We humans fall into the diurnal camp, that is animals active in the daytime, but we do get a privileged insight into the nocturnal world during those two wonderful times of dawn and dusk.

There is something particularly special about sundown on a still, summer’s evening and I would recommend that everyone goes out of their way to experience it, in some wild place or other, at least once in their lives.

My most recent bit of nightfall therapy was in an area of scrubby heathland near where I live

Once managed for grouse shooting, this area of about 20 acres of monotonous heather has been forgotten about for a few years and in the intervening time has reinvented itself beautifully.

Much of the heather has matured into chest-high bushes and, in the absence of grazing sheep or deliberate burning, hundreds of self-seeded birch, pine and rowan trees have managed to get a foothold.

The land is in fact part way to reverting to what it was thousands of years ago, before humans altered the landscape; it is becoming woodland.

Wading through deep vegetation towards the centre of the moor I finally stopped and stood in a clearing as far from the distant traffic noise as I could manage.

It was about 10pm by this time and the sun was in the process of setting behind a stand of taller pine trees, their stark silhouetted outlines, if anything, more beautiful than normal against the salmon-pink sky behind.

As the light faded, colour drained out of the land and the soundscape also changed. The last of the daytime birds finally stopped singing (a blackbird as it turned out) and the nightshift took over.

First was the quavering voice of a male tawny owl drifting eerily across the moor – his half of the “twit-twoo” conversation. It’s only the female that calls “twit” with the male’s reply a long drawn out “hooo-hooo”.

The owl left to go hunting as the next night bird appeared – a woodcock performing its strange, evening territorial flyby called “roding”. It utters an odd double-toned call as it goes, which bird books describe as a whistle followed by a grunt.

Personally, I think it sounds more like a hiccup and a burp. Summer evenings are the best time to see woodcocks because during the day they are usually confined to dense woodland, probing soft earth for worms with their inordinately long bill. Shy and superbly camouflaged, they are rarely spotted.

With the air temperature falling and tendrils of mist beginning to creep into the hollows, I was just about to head homewards for supper when another faint sound registered in my ears.
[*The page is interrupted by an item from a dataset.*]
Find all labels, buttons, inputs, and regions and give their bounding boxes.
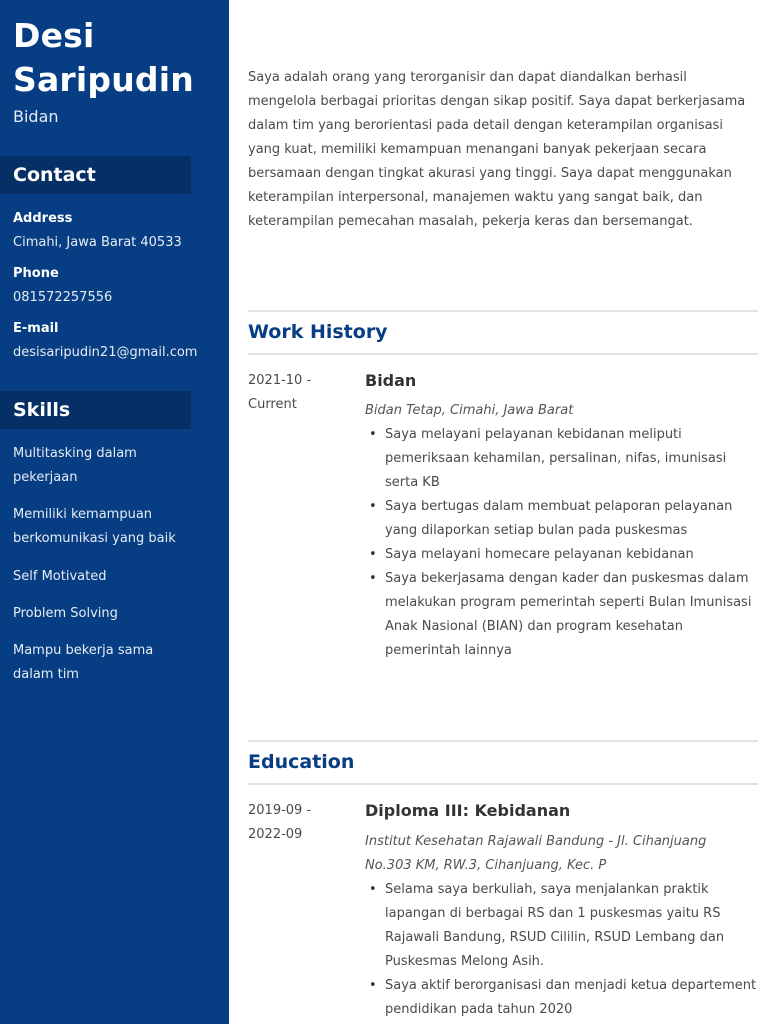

It was a continuous purring noise more reminiscent of an insect than a bird ... but bird it was. The nightjar is a nationally uncommon bird which does rather well in Ryedale, especially in our moorlandy bits of forest (or foresty bits of moorland) where they feed on on night-flying moths, caught on the wing in their large gaping mouths.

The “churring” song of the males advertises their territories and has been poetically likened to a distant moped engine or broken fax machine. It is notoriously difficult to pinpoint and I never did track down and see my local “churrer”, despite him calling for a good 20 minutes without seeming to take a breath.

To be honest though, I really wasn’t that bothered - just the knowledge that these special birds are here on our doorstep is enough for me.